We moved everything to Grandma's, including my books, the pipa I'd never touched since then, and Sandstorm. Sandstorm took a while to adjust. She found the nearest bed and crouched beneath it, refusing to come out for a couple days. Now she also liked poking her head dangerously out the window, not registering that we're now 5 times higher than we used to be and if she fell down again she's dying.

We also started to move between the commie-block and Grandma's because nobody liked the commie-block. My parents would stay there in the weekdays while I was at school, and during weekends they would pick me up from school and drive to Grandma's. On Sunday they would drop me back off at school and go back to the commie-block. Sometimes they'd have plans during the weekend so we would stay at the commie-block that week, and I'd have to sleep on the couch, unless my dad was sick; then I'd sleep on the bed with mom and he'd be off to the couch.

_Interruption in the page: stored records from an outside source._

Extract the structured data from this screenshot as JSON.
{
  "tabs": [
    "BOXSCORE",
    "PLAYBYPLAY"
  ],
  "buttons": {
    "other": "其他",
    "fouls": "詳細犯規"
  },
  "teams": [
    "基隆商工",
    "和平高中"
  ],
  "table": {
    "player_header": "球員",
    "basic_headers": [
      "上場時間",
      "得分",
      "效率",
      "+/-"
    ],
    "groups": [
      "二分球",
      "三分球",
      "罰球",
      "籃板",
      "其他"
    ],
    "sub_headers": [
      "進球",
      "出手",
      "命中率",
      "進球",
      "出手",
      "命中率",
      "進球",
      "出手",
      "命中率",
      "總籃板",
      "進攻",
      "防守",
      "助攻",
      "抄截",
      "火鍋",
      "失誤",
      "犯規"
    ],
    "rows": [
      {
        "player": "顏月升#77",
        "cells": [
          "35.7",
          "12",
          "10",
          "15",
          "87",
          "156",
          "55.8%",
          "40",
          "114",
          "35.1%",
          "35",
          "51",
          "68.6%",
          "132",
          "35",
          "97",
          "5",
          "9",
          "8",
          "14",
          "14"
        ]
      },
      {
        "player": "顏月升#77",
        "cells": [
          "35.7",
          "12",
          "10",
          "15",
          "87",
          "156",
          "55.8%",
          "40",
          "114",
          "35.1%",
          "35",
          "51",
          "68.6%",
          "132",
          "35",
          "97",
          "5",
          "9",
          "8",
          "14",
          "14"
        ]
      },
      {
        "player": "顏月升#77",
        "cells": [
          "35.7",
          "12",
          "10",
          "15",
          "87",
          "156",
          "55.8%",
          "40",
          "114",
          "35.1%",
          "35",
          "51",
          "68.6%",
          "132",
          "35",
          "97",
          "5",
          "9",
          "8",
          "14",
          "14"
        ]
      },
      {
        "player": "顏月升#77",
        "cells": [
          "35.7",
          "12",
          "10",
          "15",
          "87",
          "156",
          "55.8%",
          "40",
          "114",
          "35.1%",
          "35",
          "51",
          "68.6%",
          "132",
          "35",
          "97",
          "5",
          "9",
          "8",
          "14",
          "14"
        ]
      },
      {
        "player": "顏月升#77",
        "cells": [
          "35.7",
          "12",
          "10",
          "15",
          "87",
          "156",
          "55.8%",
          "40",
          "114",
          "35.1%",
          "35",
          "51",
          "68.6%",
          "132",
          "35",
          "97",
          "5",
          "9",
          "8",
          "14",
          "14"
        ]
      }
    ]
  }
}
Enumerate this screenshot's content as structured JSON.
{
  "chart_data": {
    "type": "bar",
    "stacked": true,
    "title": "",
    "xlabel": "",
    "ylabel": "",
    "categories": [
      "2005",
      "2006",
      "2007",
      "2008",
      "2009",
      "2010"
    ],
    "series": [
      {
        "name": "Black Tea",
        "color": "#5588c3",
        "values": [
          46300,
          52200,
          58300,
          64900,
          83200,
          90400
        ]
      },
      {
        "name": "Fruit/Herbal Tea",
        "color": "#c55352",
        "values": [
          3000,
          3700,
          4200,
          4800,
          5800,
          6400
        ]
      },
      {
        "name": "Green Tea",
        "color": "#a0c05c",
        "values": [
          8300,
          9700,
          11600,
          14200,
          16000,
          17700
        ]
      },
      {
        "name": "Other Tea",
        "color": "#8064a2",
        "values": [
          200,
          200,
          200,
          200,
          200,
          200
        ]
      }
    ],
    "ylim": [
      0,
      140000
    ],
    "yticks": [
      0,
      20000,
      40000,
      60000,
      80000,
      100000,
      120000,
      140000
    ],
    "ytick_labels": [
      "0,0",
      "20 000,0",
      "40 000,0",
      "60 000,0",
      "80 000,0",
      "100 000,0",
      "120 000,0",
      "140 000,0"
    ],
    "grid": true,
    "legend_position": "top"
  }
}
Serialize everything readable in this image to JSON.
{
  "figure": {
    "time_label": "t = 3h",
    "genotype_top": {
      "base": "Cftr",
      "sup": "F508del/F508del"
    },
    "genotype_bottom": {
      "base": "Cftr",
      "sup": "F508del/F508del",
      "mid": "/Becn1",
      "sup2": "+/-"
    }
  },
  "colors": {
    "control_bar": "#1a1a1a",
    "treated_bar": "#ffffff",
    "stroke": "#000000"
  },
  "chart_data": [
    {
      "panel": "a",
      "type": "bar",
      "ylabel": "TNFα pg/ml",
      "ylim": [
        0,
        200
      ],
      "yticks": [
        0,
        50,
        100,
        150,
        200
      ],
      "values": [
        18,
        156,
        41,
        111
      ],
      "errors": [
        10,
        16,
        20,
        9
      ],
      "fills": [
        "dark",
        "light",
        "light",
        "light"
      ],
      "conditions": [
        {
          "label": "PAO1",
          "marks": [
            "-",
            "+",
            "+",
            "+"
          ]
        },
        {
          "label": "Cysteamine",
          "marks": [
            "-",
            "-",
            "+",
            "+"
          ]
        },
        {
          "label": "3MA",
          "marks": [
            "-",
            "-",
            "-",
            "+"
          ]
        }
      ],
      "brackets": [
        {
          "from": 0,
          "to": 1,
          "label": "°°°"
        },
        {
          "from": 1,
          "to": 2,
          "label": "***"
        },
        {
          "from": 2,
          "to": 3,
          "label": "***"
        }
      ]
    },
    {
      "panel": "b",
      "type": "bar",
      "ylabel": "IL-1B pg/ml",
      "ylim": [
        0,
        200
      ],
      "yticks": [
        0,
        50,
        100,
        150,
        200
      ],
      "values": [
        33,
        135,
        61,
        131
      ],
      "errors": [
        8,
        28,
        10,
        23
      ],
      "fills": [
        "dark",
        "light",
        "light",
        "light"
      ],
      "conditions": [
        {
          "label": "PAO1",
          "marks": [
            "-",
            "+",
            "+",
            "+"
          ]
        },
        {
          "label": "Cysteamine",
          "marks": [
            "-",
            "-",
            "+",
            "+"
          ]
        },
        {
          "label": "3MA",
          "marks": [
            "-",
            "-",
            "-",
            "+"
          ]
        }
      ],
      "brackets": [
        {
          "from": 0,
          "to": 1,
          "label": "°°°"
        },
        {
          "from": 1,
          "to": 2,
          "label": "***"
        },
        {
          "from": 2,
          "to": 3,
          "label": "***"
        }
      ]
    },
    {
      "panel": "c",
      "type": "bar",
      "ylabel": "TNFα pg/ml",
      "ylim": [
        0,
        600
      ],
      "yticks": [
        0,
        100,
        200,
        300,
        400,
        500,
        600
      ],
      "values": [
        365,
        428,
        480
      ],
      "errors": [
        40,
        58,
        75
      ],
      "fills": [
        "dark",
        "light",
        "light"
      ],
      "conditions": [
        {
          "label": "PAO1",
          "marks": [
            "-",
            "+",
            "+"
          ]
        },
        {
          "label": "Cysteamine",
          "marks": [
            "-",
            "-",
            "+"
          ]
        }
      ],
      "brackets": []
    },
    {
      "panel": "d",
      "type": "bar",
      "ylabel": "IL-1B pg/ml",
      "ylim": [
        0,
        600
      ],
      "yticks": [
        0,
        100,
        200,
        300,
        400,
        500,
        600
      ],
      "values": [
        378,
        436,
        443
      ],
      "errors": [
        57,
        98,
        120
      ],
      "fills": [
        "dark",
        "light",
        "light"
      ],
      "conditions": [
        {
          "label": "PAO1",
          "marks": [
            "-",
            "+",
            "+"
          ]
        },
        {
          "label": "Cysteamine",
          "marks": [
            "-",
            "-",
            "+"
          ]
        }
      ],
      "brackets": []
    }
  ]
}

The commie-block wasn't all bad. There's actually life there. We were also close to a shopping mall. There was no life at Grandma's. Everything felt dead and my room didn't feel like mine. There's some neighbor who practiced the piano every weekend. They were playing Ode to Joy really badly for months.

I wrote this post mainly to reminisce about 4th floor. I missed the feeling of home and the bauhinia flowers. Sandstorm seemed happier there too. I don't know if I'll ever find somewhere that I could feel like home again.